2019 SJA – Danica Moore, Kansas
What spurred you to become an educator activist?
The word “activist” didn’t really come into mind until I discovered what “equity” means… intersectional equity that did not use words such as “culture” or “diversity” as a proxies for race and looked deeper than only gender, dis/ability, and socio economic status, which had been deemed the causes of disparities in education for centuries. In 2009, I attended a Beyond Diversity workshop designed by Pacific Educational Group, Inc. For the first time, my inquiries and past experiences were validated. I had permission to discuss topics that had been silenced and suppressed to maintain the status quo in my profession. I was motivated to move past “celebrating diversity” with random acts and, instead, assist in the creation of a platform that spreads the knowledge and creates awareness that will TRANSFORM systems of education and make a space for people (kids and adults) to be their authentic and wonderfully made selves in schools and society.
In 2013, I committed to a Teacher on Special Assignment/Facilitator role where I support students through coaching teachers who can impact MORE Students. I haven’t looked back since transitioning.
Why should social justice activism matter to educators?
When I was five years old, I remember waiting on the corner at the bus stop with my sister. I remember looking for my best friend Larry to walk down the hill, when I heard from behind, “No, it’s not! Shut-up. You don’t know anything ‘cause you’re dumb, black and ugly!” I froze, thinking I would turn and see someone yelling at a tiny black ant or talking to themselves. Instead, I turned to discover the comment had been directed towards my older sister. From his words, I interpreted it to mean being a black girl was equivalent to being dumb and ugly. I internalized this message to mean much more than physical appearance, even into my adult years.
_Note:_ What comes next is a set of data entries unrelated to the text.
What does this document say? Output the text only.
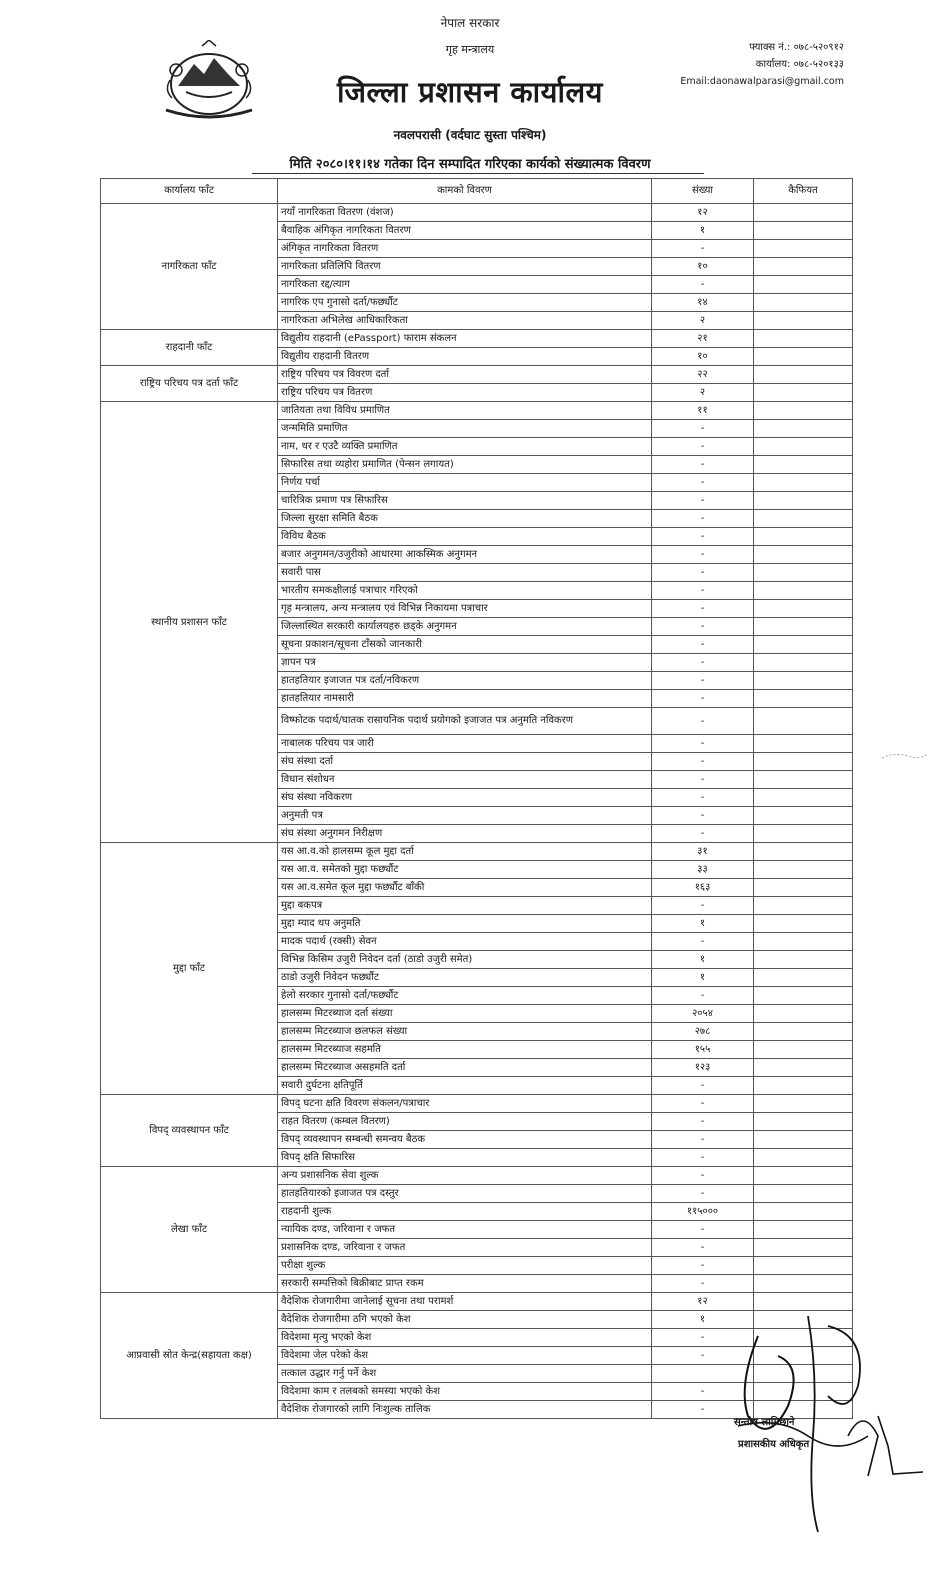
नेपाल सरकार
गृह मन्त्रालय
जिल्ला प्रशासन कार्यालय
नवलपरासी (वर्दघाट सुस्ता पश्चिम)
मिति २०८०।११।१४ गतेका दिन सम्पादित गरिएका कार्यको संख्यात्मक विवरण
फ्याक्स नं.: ०७८-५२०९१२
कार्यालय: ०७८-५२०१३३
Email:daonawalparasi@gmail.com
कार्यालय फाँट	कामको विवरण	संख्या	कैफियत
नागरिकता फाँट	नयाँ नागरिकता वितरण (वंशज)	१२	
	बैवाहिक अंगिकृत नागरिकता वितरण	१	
	अंगिकृत नागरिकता वितरण	-	
	नागरिकता प्रतिलिपि वितरण	१०	
	नागरिकता रद्द/त्याग	-	
	नागरिक एप गुनासो दर्ता/फर्छ्यौट	१४	
	नागरिकता अभिलेख आधिकारिकता	२	
राहदानी फाँट	विद्युतीय राहदानी (ePassport) फाराम संकलन	२१	
	विद्युतीय राहदानी वितरण	१०	
राष्ट्रिय परिचय पत्र दर्ता फाँट	राष्ट्रिय परिचय पत्र विवरण दर्ता	२२	
	राष्ट्रिय परिचय पत्र वितरण	२	
स्थानीय प्रशासन फाँट	जातियता तथा विविध प्रमाणित	११	
	जन्ममिति प्रमाणित	-	
	नाम, थर र एउटै व्यक्ति प्रमाणित	-	
	सिफारिस तथा व्यहोरा प्रमाणित (पेन्सन लगायत)	-	
	निर्णय पर्चा	-	
	चारित्रिक प्रमाण पत्र सिफारिस	-	
	जिल्ला सुरक्षा समिति बैठक	-	
	विविध बैठक	-	
	बजार अनुगमन/उजुरीको आधारमा आकस्मिक अनुगमन	-	
	सवारी पास	-	
	भारतीय समकक्षीलाई पत्राचार गरिएको	-	
	गृह मन्त्रालय, अन्य मन्त्रालय एवं विभिन्न निकायमा पत्राचार	-	
	जिल्लास्थित सरकारी कार्यालयहरु छड्के अनुगमन	-	
	सूचना प्रकाशन/सूचना टाँसको जानकारी	-	
	ज्ञापन पत्र	-	
	हातहतियार इजाजत पत्र दर्ता/नविकरण	-	
	हातहतियार नामसारी	-	
	विष्फोटक पदार्थ/घातक रासायनिक पदार्थ प्रयोगको इजाजत पत्र अनुमति नविकरण	-	
	नाबालक परिचय पत्र जारी	-	
	संघ संस्था दर्ता	-	
	विधान संशोधन	-	
	संघ संस्था नविकरण	-	
	अनुमती पत्र	-	
	संघ संस्था अनुगमन निरीक्षण	-	
मुद्दा फाँट	यस आ.व.को हालसम्म कूल मुद्दा दर्ता	३१	
	यस आ.व. समेतको मुद्दा फर्छ्यौट	३३	
	यस आ.व.समेत कूल मुद्दा फर्छ्यौट बाँकी	१६३	
	मुद्दा बकपत्र	-	
	मुद्दा म्याद थप अनुमति	१	
	मादक पदार्थ (रक्सी) सेवन	-	
	विभिन्न किसिम उजुरी निवेदन दर्ता (ठाडो उजुरी समेत)	१	
	ठाडो उजुरी निवेदन फर्छ्यौट	१	
	हेलो सरकार गुनासो दर्ता/फर्छ्यौट	-	
	हालसम्म मिटरब्याज दर्ता संख्या	२०५४	
	हालसम्म मिटरब्याज छलफल संख्या	२७८	
	हालसम्म मिटरब्याज सहमति	१५५	
	हालसम्म मिटरब्याज असहमति दर्ता	१२३	
	सवारी दुर्घटना क्षतिपूर्ति	-	
विपद् व्यवस्थापन फाँट	विपद् घटना क्षति विवरण संकलन/पत्राचार	-	
	राहत वितरण (कम्बल वितरण)	-	
	विपद् व्यवस्थापन सम्बन्धी समन्वय बैठक	-	
	विपद् क्षति सिफारिस	-	
लेखा फाँट	अन्य प्रशासनिक सेवा शुल्क	-	
	हातहतियारको इजाजत पत्र दस्तुर	-	
	राहदानी शुल्क	११५०००	
	न्यायिक दण्ड, जरिवाना र जफत	-	
	प्रशासनिक दण्ड, जरिवाना र जफत	-	
	परीक्षा शुल्क	-	
	सरकारी सम्पत्तिको बिक्रीबाट प्राप्त रकम	-	
आप्रवासी स्रोत केन्द्र(सहायता कक्ष)	वैदेशिक रोजगारीमा जानेलाई सूचना तथा परामर्श	१२	
	वैदेशिक रोजगारीमा ठगि भएको केश	१	
	विदेशमा मृत्यु भएको केश	-	
	विदेशमा जेल परेको केश	-	
	तत्काल उद्धार गर्नु पर्ने केश		
	विदेशमा काम र तलबको समस्या भएको केश	-	
	वैदेशिक रोजगारको लागि निःशुल्क तालिक	-	
सन्तोष लामिछाने
प्रशासकीय अधिकृत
Today, in supporting students and families, I’m pained to hear similar experiences are still happening first-hand to other young children. So why should social justice matter to educators? Its absence throughout school days and outside of school is harming the very beings of our youth. Social justice is needed every day, every minute, every hour. Join me in activism because every day, while some kids experience harm and are made to believe this is life, another group is being granted permission to create this trauma. The world is listening and watching, — what will we teach them about social justice?
What role do students play in movement building, especially in light of the current political environment?
Our students are the voices that guide us. When educators learn to listen to INQUIRE rather than listen to RESPOND, we hear the thoughts, beliefs, feelings and actions that marginalized identities suppress. We hear how they believe justice needs to occur for their own experiences. We begin to understand that we can do nothing to “resolve” what has occurred if the students aren’t able to communicate their definitions of resolution and we actually process and act on these voiced needs. When we see students actively protesting and decide to label them as defiant, what time have we dedicated to have a conversation that shifts the norm of educator authority with students, allowing their advocacy to teach us lessons? James Baldwin once said: “I can’t believe what you say, because I see what you do.” I encourage educators to remember kids’ observations of adult leaders provide a lens through which they interpret and advocate.
What is the role personal stories play in social justice activism?
Everyone has a personal narrative around their identity and how their experiences have shaped their perception. Personal stories create awareness. It is critical for people to have what I call “an experience to be heard” — the space where stories are heard without being questioned as a means to invalidate. Justice cannot be defined without the voices who have been suppressed and oppressed being able to share their experiences. Justice lies ONLY in action that is guided by the narratives of the marginalized. We need their truths.
What is the biggest issue facing public education today?
In my experience as an equity facilitator, the biggest challenge I see in education is the limited amount of human and physical resources to recreate equitable learning and leading. Diverse retention remains a shortcoming across our nation as we see the numbers of educators entering the field become smaller and smaller, while the number leaving continues to increase. Educators need access to resources and tools that promote culturally sustaining classroom practices and procedures in schools, while intersecting opportunities for development in areas such as special education, trauma-informed care, socio-emotional health and wellness.
What song gets you fired up to do this work?
Just ONE? That’s tough! I find music to fit the theme of everything I do. I’ve listed a few of my favorites that remind me to keep moving forward in my authentic being, doing what I was designed to do no matter what challenges I encounter. I toggle between contemporary music and singing some of my grandmother’s favorite spirituals to ground me in my work.
Andy Mineo “I Ain’t Done” or “Lost”
Arlissa – “We Won’t Move”
Koryn Hawthorne “Unstoppable”
What message would you most want to tell educator activists just starting out?
Social justice activism requires learning; learning requires experiences that allow you to process discomfort and internalize new beliefs. Move from focusing on the INTENT to centering on the IMPACT on others. There will be many mixed emotions ranging from guilt, anger, frustration, embarrassment and sorrow. There will be discomfort. There will be silence. This is the journey. Remember the goal of activism is to do it WITH others, not FOR others. Do it for yourself because we all need education — to understand our own privileges and to be informed on the oppression and marginalization that we may not all live daily. Even the privileged gain when equity is the mission.